According to TechCrunch, SpaceX shares closed up 19% on their debut, a strong first-day performance for a company that had been privately valued in the hundreds of billions for years. TechCrunch describes the listing as delivering "the world's first trillionaire" — a reference to Elon Musk's net worth reportedly crossing the $1 trillion threshold on the back of the offering. These claims have not been independently verified beyond that reporting.
That milestone, if accurate, would be a paper figure, not a liquidated one. Musk's wealth at that level would be tied almost entirely to equity stakes in SpaceX, Tesla, and xAI, none of which he has sold in bulk. The $1 trillion number reflects share-price valuations, not cash in hand. That distinction matters when discussing concentrated founder wealth.
The strongest counterargument
Critics of a SpaceX IPO have argued for years that the company's valuation rests heavily on exclusive government contracts—NASA's Artemis lunar lander deal, Pentagon satellite contracts, and a decade of FAA launch licenses—rather than purely on open-market competition. That concern is legitimate. A company that captures federal contracts at scale is not the same animal as one that built market share in a competitive commercial landscape. If Starship's launch tempo slows, or if Congress revisits NASA spending, the premium baked into any IPO price faces real headwinds.
SpaceX also has a commercially viable revenue base that most critics undercount. Starlink crossed 4 million subscribers by early 2026, according to prior company disclosures, and the commercial launch manifest is the most active in the world. The government-dependency critique is real, but it doesn't describe the whole picture.

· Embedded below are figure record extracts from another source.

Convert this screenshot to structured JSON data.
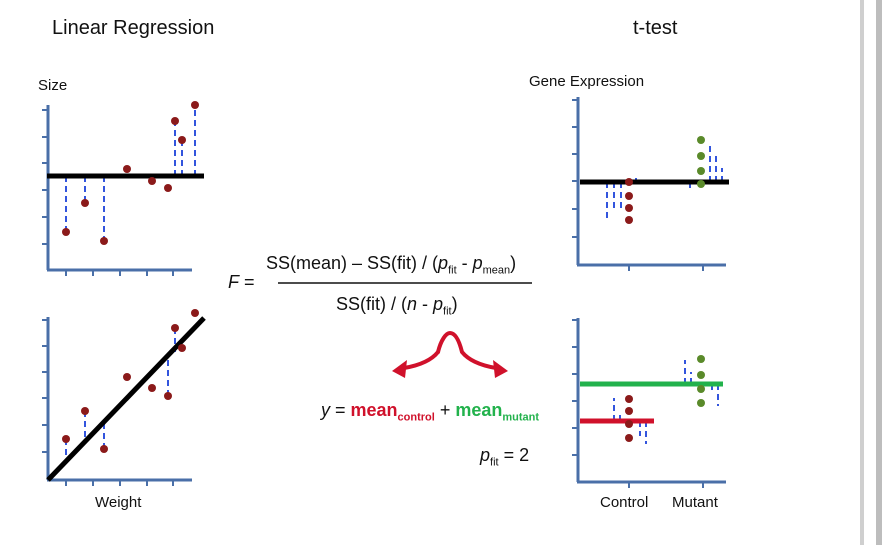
{
  "titles": {
    "left": "Linear Regression",
    "right": "t-test"
  },
  "labels": {
    "size": "Size",
    "weight": "Weight",
    "gene_expression": "Gene Expression",
    "control": "Control",
    "mutant": "Mutant"
  },
  "formula": {
    "f": "F",
    "equals": "=",
    "numerator_a": "SS(mean) – SS(fit) / (",
    "p": "p",
    "sub_fit": "fit",
    "sub_mean": "mean",
    "minus": " - ",
    "close": ")",
    "denominator_a": "SS(fit) / (",
    "n": "n",
    "minus_p": " - "
  },
  "model": {
    "y": "y",
    "equals": " = ",
    "mean": "mean",
    "sub_control": "control",
    "plus": " + ",
    "sub_mutant": "mutant"
  },
  "pfit": {
    "p": "p",
    "sub": "fit",
    "value": " = 2"
  },
  "colors": {
    "axis": "#4a6fa8",
    "residual": "#3355dd",
    "red_point": "#8b1a1a",
    "green_point": "#5a8a2a",
    "red": "#d0112b",
    "green": "#22b24c",
    "fit_line": "#000000"
  }
}
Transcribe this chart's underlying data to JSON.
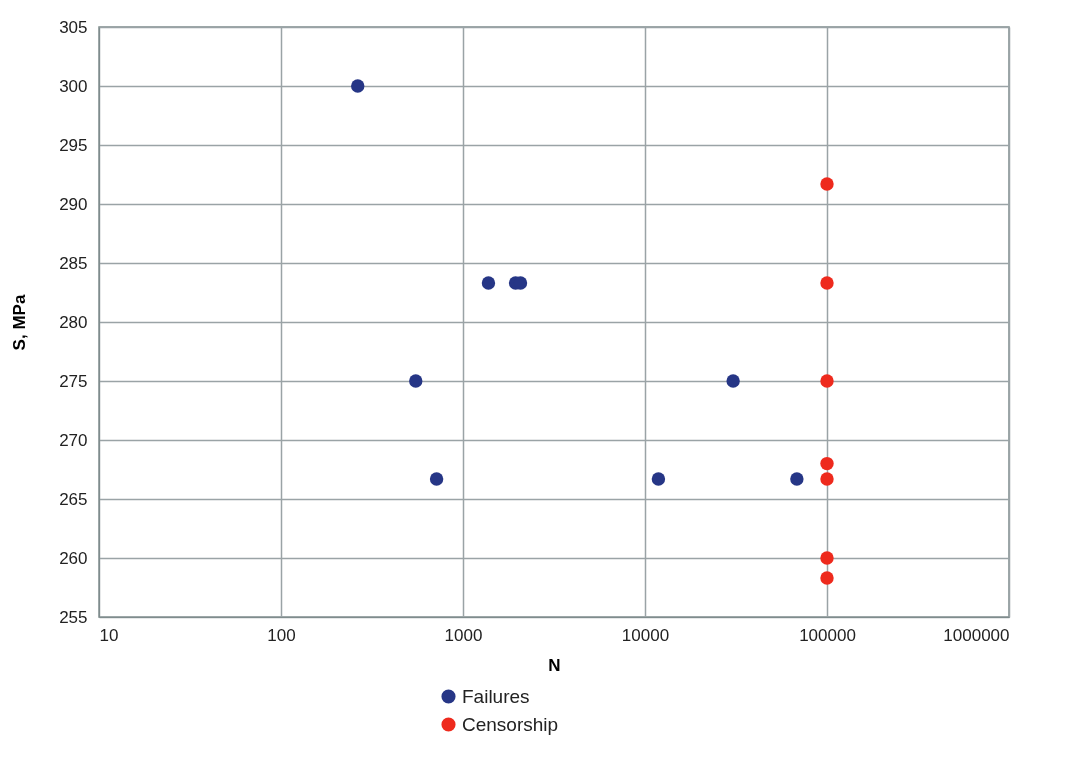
{
  "chart_data": {
    "type": "scatter",
    "xlabel": "N",
    "ylabel": "S, MPa",
    "log": "x",
    "xlim": [
      10,
      1000000
    ],
    "xticks": [
      10,
      100,
      1000,
      10000,
      100000,
      1000000
    ],
    "ylim": [
      255,
      305
    ],
    "yticks": [
      255,
      260,
      265,
      270,
      275,
      280,
      285,
      290,
      295,
      300,
      305
    ],
    "grid": true,
    "legend": "bottom",
    "marker": "circle",
    "series": [
      {
        "name": "Failures",
        "color": "#263686",
        "x": [
          264,
          550,
          716,
          1380,
          1945,
          2070,
          30500,
          11850,
          68300
        ],
        "values": [
          300,
          275,
          266.7,
          283.3,
          283.3,
          283.3,
          275,
          266.7,
          266.7
        ]
      },
      {
        "name": "Censorship",
        "color": "#ee2a1d",
        "x": [
          100000,
          100000,
          100000,
          100000,
          100000,
          100000,
          100000
        ],
        "values": [
          291.7,
          283.3,
          275,
          268,
          266.7,
          260,
          258.3
        ]
      }
    ]
  }
}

Shotwell's Tesla hint and what it signals
TechCrunch also flagged a separate development: SpaceX President Gwynne Shotwell gave what the outlet described as "another hint" at a potential Tesla-SpaceX merger during IPO week. Shotwell's comment was not a formal announcement, and no merger timeline or structure has been disclosed. Tesla and SpaceX remain separate companies, but the recurring speculation matters to investors in both because a merger would create cross-ownership complications and potential regulatory review.
Mistral moving fast
Separately, TechCrunch reported that French AI company Mistral is rumored to be raising €3 billion at a €20 billion valuation. No formal close has been announced as of June 13, 2026. If the round closes at those figures, Mistral would rank among the most valuable AI model companies in Europe and would intensify competition with Anthropic, OpenAI, and Google in the enterprise AI market.
The Mistral fundraise, if confirmed, fits a pattern of capital continuing to flow toward AI infrastructure and model development at a scale that shows no sign of slowing despite ongoing debate about near-term monetization.
What's unresolved
The open question heading into next week is whether the reported 19% first-day gain holds or fades as the lock-up period and post-IPO analyst initiations begin. First-day pops frequently compress in the 30-to-90-day window as early investors and employees gain the ability to sell. The more durable question is whether Musk's formal role in the federal government—or his exit from it—affects how the market prices SpaceX's contract pipeline going forward. No analyst quoted in available sources has yet put a number on that political-risk premium.